Лежа на сеновале в сарае королевского лесничего Ченетского
леса, Кадфаэль прислушивался к подозрительно ровному и
размеренному дыханию Хэлвина. Это была их вторая ночь после
Гэльса. Первую они провели в стоящем на отшибе домике батрака,
который жил со своей женой невдалеке от деревушки Уэстон.
Вчерашний день был длинным и трудным, поэтому монахи
обрадовались. завидев на опушке дом лесничего, и рано улеглись
спать. По настоянию Хэлвина они шли почти до самой темноты,
пока он был еще в состоянии двигаться. Кадфаэль уже заметил,
что благодатный животворный сон обычно легко приходит к
Хэлвину, принося успокоение его наболевшему сердцу. Hаутро он
всегда просыпался бодрым и освеженным. Воистину неисповедимы
пути Господни в облегчении душевных мук бедных грешников.
Было еще совсем темно. Рассвет наступит не раньше чем
через час. Из угла, где спал Хэлвин, не доносилось ни шороха, и
Кадфаэль был этому рад, хотя и догадывался, что тот проснулся.
Хэлвину пойдут на пользу даже несколько лишних минут отдыха.
- Кадфаэль, ты спишь? - шепотом спросил Хэлвин.
- Hет, - так же тихо отозвался Кадфаэль.
- Ты никогда ни о чем меня не расспрашивал. Hу, о том,
что я сделал. И о ней тоже...
- В этом нет никакой надобности, - сказал Кадфаэль. -
Захочешь - сам расскажешь.
- Понимаешь, до сих пор я не мог ни с кем говорить о ней.
Да и теперь я могу говорить только с тобой, потому что ты
знаешь. - Хэлвин произносил слова с трудом, запинаясь, как
человек, проведший много лет в одиночестве и отвыкший от
человеческой речи. После длительного молчания он продолжил: -
Она не была красавицей, как ее мать. В дочери не горел ее
неистовый огонь, но зато сколько чарующей мягкости!.. Hичего
темного, загадочного - она была открыта, распахнута навстречу
добру и свету, как цветок. И ничего не боялась - тогда не
боялась. Доверяла всем. Ведь ее никто не предавал - тогда не
предавал. Ее предали только раз и от этого она умерла. -
Хэлвин тяжело вздохнул и опять надолго замолчал. Потом спросил
робко: - Кадфаэль, ты долго прожил в миру, любил ли ты
когда-нибудь?
- Да, - ответил Кадфаэль, - любил.
- Тогда ты должен знать, что мы переживали в ту пору.
Ведь мы - она и я - любили друг друга. В юности это так
мучительно, - с болью в голосе вымолвил Хэлвин. - От любви не
спрячешься, от нее не прикроешься никаким щитом. Видеть ее
каждый день... знать, что она испытывает те же чувства...
Если Хэлвин все эти годы и гнал от себя мысли о Бертраде,
неутомимо предаваясь трудам на ниве Господней, загружая руки,
ум и душу служением делу, которому он себя посвятил, мысли эти
всегда таились в глубине его сердца. Как пламя, скрывавшееся
под пеплом, они вырвались наружу при первом порыве ветра.

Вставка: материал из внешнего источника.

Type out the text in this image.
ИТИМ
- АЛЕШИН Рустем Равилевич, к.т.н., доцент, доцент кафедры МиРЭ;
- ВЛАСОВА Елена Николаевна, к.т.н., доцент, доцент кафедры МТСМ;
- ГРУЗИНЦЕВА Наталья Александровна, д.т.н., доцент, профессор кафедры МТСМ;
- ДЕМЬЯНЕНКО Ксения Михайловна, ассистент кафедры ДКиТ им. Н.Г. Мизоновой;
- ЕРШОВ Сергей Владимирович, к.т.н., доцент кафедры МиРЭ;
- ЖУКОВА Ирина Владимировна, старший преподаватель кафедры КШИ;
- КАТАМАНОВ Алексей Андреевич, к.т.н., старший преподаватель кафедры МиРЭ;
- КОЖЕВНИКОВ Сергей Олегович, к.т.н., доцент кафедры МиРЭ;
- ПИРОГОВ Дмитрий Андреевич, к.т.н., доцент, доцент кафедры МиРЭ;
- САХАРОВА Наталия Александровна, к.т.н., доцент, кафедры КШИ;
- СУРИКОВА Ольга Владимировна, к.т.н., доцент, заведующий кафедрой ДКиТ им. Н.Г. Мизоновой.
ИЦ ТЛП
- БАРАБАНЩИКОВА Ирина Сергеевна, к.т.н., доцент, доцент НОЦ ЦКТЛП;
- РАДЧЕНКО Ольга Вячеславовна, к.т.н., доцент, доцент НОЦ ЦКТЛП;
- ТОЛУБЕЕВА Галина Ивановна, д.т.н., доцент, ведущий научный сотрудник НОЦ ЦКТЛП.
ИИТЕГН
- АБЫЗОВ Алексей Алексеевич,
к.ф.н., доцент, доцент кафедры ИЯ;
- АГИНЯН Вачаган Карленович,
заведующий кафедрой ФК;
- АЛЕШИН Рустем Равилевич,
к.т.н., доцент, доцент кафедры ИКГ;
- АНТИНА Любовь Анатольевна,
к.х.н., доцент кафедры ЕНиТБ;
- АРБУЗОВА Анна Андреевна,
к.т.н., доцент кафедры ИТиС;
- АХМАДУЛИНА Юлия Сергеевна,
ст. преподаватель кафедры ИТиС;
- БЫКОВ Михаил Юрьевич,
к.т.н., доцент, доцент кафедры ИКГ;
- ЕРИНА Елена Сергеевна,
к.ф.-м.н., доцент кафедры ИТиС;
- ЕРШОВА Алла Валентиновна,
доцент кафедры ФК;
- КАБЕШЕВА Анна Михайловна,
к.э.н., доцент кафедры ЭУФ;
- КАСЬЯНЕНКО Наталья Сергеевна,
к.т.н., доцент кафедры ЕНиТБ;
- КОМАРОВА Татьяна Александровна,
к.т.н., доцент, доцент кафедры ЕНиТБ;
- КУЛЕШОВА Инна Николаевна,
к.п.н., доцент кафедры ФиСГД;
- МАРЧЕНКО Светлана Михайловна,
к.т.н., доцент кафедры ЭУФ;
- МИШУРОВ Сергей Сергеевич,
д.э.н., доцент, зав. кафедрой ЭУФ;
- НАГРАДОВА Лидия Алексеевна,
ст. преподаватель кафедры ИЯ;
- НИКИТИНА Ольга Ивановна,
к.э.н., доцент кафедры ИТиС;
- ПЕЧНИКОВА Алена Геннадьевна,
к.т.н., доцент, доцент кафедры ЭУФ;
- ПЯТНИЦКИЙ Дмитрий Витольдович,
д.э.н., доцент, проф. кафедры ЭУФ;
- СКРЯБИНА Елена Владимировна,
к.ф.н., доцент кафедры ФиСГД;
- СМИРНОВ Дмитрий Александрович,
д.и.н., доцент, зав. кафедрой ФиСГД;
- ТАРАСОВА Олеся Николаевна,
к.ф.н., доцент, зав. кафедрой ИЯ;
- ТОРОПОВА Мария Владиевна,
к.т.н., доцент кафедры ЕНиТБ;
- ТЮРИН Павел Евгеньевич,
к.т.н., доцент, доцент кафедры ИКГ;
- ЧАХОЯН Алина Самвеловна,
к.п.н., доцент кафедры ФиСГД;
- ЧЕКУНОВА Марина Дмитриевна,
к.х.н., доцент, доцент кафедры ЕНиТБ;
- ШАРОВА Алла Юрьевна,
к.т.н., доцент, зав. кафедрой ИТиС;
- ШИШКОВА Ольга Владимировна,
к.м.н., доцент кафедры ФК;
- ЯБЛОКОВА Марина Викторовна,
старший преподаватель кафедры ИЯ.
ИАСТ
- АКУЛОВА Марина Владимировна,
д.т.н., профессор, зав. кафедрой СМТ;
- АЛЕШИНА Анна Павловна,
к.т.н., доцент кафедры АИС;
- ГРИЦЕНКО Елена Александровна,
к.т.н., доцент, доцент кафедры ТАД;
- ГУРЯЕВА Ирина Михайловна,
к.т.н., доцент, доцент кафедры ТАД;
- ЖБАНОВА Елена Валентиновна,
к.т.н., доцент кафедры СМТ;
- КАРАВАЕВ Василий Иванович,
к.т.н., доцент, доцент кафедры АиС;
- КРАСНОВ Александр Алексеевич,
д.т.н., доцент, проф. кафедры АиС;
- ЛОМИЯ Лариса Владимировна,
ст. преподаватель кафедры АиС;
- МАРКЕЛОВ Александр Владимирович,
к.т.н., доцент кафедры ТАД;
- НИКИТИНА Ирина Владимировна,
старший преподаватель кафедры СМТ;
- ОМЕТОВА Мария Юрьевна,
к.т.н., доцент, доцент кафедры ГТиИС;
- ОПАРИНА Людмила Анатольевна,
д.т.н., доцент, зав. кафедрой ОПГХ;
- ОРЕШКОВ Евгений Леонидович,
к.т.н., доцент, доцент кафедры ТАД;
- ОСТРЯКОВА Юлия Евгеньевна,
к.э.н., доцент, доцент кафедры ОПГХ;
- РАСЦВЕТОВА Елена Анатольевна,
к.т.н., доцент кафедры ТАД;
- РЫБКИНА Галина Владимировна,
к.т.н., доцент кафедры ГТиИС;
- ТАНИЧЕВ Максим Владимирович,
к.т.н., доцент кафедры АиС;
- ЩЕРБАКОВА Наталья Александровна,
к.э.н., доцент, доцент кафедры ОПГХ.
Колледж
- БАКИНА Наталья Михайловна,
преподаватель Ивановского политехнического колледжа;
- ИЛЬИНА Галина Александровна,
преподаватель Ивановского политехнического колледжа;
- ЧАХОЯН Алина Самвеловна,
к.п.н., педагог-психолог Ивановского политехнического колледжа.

Теперь, по крайней мере, он мог поделиться своим горем и
облегчить исстрадавшуюся душу. От Кадфаэля он не ждал слов
утешения, да и не нуждался в них. Ему достаточно было знать,
что его слушают.
Хэлвин уснул, последнее слово замерло у него на устах.
Кадфаэль не разобрал, то ли это было ее имя - Бертрада, то ли
"отрада". Впрочем, это не имело значения, главное, он уснул и
проспит еще какое-то время. Тем лучше, ему так необходим отдых.
И если лишний день, проведенный в пути, омрачит состояние духа
Хэлвина, его измученное бренное тело будет благодарно за
сбереженные силы.
Кадфаэль тихонько встал и спустился с сеновала. Хэлвин
продолжал спать крепким сном. Без посторонней помощи ему ни за
что не спуститься вниз по ненадежной лестнице, но через
отверстие в потолке будет слышно, когда он проснется. Старый
монах очень надеялся, что Хэлвин поспит подольше, набираясь сил
перед новым днем.
Утро было холодное. Кадфаэль вдохнул бодрящий воздух еще
не пробудившегося после зимы леса, в котором витали горьковатые
прелые запахи прошлогодних листьев. Рядом с избушкой деревья и
кусты были выкорчеваны, через редкие толстые стволы виднелась
изъезженная дорога. Какой-то малый катил по ней тачку с
хворостом; слева и справа от него с писком вспархивали
потревоженные пичуги. Лесничий уже поднялся и хлопотал во
дворе, собираясь доить корову. Собака вертелась у него под
ногами, не отходя ни на шаг. Было пасмурно, но светлые легкие
облака стояли высоко. Погода не предвещала ни дождя, ни снега
- подходящий день для путников. К вечеру они доберутся,
пожалуй, до самого Ченета и остановятся на ночь в королевском
маноре. А назавтра будут уже в Личфилде. Кадфаэль твердо решил
не поддаваться уговорам Хэлвина идти дальше, и переночевать
именно там. Оставшиеся же несколько миль они пройдут на
следующий день. Хэлвину необходимо как следует выспаться перед
ночным бдением у могилы Бертрады. После этого они смогут
отправиться в обратный путь, и тогда, хвала Всевышнему, Хэлвин
уже не будет так торопиться, надрывая последние силы.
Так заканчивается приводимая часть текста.